Propomos que a sociedade
civil se sirva dos partidos, já que estes últimos se têm servido abundantemente
da primeira. O que pretendemos dizer? Em vez de os candidatos a titulares de
cargos políticos serem escolhidos pelo partido, seja isoladamente pelo chefe,
por um grupo restrito de militantes “notáveis” (barões e caciques) ou mesmo em
eleições “directas” em que participam apenas os militantes com as quotas em
dia, estes candidatos devem ser escolhidos pelos eleitores em eleições
primárias. Mas, vamos mais longe. Qualquer pessoa deverá poder candidatar-se
por um partido, seja ou não militante, desde que a sua base programática se
identifique com a do partido em questão.
Imaginemos o seguinte
cenário: Um militante “de referência” de um certo partido, um cacique local que
há mais de vinte anos anda a saltitar de cargo em cargo, dá uma entrevista em
que expressa a sua vontade de se candidatar à Câmara Municipal de uma das
principais cidades do país.

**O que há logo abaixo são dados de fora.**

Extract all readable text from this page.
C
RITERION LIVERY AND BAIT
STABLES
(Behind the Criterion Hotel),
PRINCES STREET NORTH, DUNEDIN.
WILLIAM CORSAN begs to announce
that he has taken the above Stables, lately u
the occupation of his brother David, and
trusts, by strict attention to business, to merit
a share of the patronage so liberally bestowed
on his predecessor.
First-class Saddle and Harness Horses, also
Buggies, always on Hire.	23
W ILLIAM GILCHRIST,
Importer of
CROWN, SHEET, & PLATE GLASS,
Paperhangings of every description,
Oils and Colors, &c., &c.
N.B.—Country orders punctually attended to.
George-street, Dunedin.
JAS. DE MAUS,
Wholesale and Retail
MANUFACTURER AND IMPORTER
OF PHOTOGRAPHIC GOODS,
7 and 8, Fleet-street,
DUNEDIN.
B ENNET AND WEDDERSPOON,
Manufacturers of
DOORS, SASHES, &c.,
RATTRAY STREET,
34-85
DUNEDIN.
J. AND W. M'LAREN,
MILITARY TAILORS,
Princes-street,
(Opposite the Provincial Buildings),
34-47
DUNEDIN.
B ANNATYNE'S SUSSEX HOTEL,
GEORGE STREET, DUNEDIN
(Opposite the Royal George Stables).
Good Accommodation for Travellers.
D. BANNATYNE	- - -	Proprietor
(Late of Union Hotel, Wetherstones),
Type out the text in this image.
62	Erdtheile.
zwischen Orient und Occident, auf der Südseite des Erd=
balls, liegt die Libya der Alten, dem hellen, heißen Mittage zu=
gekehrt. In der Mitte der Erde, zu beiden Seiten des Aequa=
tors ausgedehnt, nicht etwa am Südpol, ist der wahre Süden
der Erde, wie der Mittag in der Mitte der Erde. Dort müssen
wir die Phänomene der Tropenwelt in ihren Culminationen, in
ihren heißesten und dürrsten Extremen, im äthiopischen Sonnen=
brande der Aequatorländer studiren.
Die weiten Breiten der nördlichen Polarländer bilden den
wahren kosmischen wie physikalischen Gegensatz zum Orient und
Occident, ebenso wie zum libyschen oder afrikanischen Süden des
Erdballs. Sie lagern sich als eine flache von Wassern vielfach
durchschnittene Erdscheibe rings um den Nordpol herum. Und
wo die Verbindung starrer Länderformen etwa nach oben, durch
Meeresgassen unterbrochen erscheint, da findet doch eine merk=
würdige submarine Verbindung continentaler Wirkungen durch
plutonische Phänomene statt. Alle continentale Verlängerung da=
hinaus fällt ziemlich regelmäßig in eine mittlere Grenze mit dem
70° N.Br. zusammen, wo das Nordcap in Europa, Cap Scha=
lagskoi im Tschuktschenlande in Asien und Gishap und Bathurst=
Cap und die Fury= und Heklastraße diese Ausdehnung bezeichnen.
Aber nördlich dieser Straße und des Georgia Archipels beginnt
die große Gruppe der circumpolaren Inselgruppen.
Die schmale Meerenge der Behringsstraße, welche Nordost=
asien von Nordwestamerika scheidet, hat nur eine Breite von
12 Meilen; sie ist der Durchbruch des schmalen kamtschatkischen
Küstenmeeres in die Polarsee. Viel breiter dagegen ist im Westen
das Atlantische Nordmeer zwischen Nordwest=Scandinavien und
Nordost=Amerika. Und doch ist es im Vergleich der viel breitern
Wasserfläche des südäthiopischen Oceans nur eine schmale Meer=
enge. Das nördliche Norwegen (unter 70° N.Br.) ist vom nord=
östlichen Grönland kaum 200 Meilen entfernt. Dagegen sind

Na sequência desta entrevista, surgem na imprensa e
na televisão “apoios de peso” dados por outros barões e caciques do mesmo
partido. É encenada uma “vaga de fundo” protagonizada pelo candidato que visa,
aos olhos dos caciques concorrentes, tornar inevitável a sua nomeação pelo
partido. O resultado provável é a nomeação, sem escolha, do candidato
espertalhão. Se este tiver, com o seu gesto, desafiado outro cacique, dá-se
então o “contar de espingardas”, isto é, cada um conta os apoios que tem nas
estruturas locais do partido: na secção A, promete-se um lugar numa empresa
municipal à filha do militante com maior capacidade de influenciar os demais, e
este arregimenta os 30 ou 40 votos dessa secção; na secção B, ameaça-se quem
não votar em determinado candidato com o corte de verbas para a freguesia, e
assim por diante. Sem nenhum programa político, sem nenhum plano de acção, a
escolha do candidato faz-se ou nos media, ou na arregimentação de votos dos
militantes, quer com ameaças, quer acenando vantagens mais ou menos obscuras.
Se a escolha for
efectuada por meio de eleições primárias, este cacique aparece a candidatar-se
sem programa, numa entrevista. Porém, logo aparece um conhecido arquitecto
dessa cidade a protagonizar uma candidatura pelo mesmo partido, apresentando
concomitantemente um programa político de acção. Este outro candidato diz aos
cidadãos da sua cidade o que pretende fazer, quando, como e com que meios, que
objectivos tem e como pretende alcançá-los. Surge uma professora universitária
que se declara candidata também por esse partido e apresenta outro programa. Um
médico respeitado na comunidade também avança com uma candidatura pelo mesmo
partido e apresenta o respectivo programa. Onde fica o cacique no meio disto?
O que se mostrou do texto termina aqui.